L’espace d’une matinée, “Kin-la-belle”, la troisième mégapole africaine qui déborde d’énergie malgré la misère, a renoué avec les heures sombres de son histoire.
Plus loin dans un autre quartier, à Lemba, un homme en civil se promène à l’arrière d’une moto en tirant des coups de feu en l’air. La scène se déroule en face du camp militaire “Mzee Kabila”, en référence à Laurent-Désiré Kabila, père de l’actuel président, assassiné il y a tout juste 17 ans en janvier 2001.
A une vingtaine de mètres, un groupe de jeunes en colère défient des policiers, visiblement débordés.

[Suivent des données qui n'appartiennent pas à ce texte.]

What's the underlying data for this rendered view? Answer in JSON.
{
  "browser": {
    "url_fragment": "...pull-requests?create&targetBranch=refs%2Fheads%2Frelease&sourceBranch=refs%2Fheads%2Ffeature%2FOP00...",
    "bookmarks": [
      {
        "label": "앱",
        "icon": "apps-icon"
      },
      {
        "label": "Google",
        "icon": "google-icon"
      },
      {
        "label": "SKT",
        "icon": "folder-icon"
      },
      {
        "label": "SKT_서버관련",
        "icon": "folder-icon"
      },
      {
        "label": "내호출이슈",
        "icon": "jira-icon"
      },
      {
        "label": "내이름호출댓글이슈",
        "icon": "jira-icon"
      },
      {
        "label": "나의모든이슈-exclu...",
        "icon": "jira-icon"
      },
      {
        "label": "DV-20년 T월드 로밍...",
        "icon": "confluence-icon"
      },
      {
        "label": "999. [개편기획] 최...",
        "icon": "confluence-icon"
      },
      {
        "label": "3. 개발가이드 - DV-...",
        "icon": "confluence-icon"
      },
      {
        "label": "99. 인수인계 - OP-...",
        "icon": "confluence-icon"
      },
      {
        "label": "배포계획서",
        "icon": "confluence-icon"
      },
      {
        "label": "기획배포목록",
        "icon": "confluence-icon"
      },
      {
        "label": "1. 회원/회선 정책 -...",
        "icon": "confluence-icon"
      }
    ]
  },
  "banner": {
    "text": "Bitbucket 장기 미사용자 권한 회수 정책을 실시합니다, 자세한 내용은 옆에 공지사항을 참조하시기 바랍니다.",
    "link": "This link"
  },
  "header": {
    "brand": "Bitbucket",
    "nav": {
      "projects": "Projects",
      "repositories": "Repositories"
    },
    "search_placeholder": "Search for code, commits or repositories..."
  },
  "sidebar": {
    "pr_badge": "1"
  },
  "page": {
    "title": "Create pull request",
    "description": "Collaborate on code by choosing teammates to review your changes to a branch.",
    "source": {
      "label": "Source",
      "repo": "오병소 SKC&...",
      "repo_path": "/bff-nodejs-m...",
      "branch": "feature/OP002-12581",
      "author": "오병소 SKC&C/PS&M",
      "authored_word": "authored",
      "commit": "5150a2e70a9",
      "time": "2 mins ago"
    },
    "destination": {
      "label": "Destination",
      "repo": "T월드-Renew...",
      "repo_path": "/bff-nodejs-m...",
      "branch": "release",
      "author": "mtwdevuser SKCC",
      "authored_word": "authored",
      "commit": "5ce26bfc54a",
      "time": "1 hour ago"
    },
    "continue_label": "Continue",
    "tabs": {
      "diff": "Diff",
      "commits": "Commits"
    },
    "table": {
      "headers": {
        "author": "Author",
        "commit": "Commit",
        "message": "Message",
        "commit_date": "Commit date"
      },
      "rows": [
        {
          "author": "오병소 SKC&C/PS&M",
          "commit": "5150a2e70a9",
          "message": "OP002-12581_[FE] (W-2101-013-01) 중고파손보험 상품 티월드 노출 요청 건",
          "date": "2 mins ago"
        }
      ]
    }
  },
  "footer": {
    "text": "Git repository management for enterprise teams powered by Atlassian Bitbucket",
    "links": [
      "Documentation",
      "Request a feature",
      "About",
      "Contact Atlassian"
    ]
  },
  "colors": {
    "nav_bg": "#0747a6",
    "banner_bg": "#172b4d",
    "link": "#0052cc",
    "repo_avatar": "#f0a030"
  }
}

Les marches ont commencé à la fin des messes, comme dans la paroisse Saint-Joseph de Matonge, quartier connu en temps ordinaire pour ses bars et ses boîtes.
“S’il arrivait qu’on nous menaçait, restons unis et s’ils veulent nous tuer, ils nous tueront ensemble”, donne pour consigne à l’assistance un responsable laïc avant la marche.
La procession sort, les fidèles arrachent des branches d’arbres pour les agiter comme des rameaux de paix, derrière un enfant de chœur qui porte le crucifix.
Après 100 mètres, les cantiques religieux s’arrêtent net aux premiers coups de gaz lacrymogènes.
“Je voudrais qu’on appelle à une nouvelle marche même dans trois jours. Il faut continuer à faire pression sur ce pouvoir”, s’emporte Jean-René, un fidèle.
“Nous avons tenu tête aux policiers malgré leur brutalité”, se félicite Néhémie, un spécialiste en communication numérique, sonné par les gaz lacrymogènes.
Dans une autre paroisse, Christ-Roi, les fidèles ont marché sur près de deux kilomètres, avant de recevoir des tirs de lacrymogènes et de balles réelles.
Ils ont répondu par des jets de pierre. Après un quart d’heure d’affrontement, le curé leur demande de regagner l’enceinte de l’église ou de retourner chez eux.
“Le pays va bien, la police est très gentille”, ironise un policier qui contrôle l’équipe de l’AFP à l’un des très innombrables barrages déployés dès l’aube.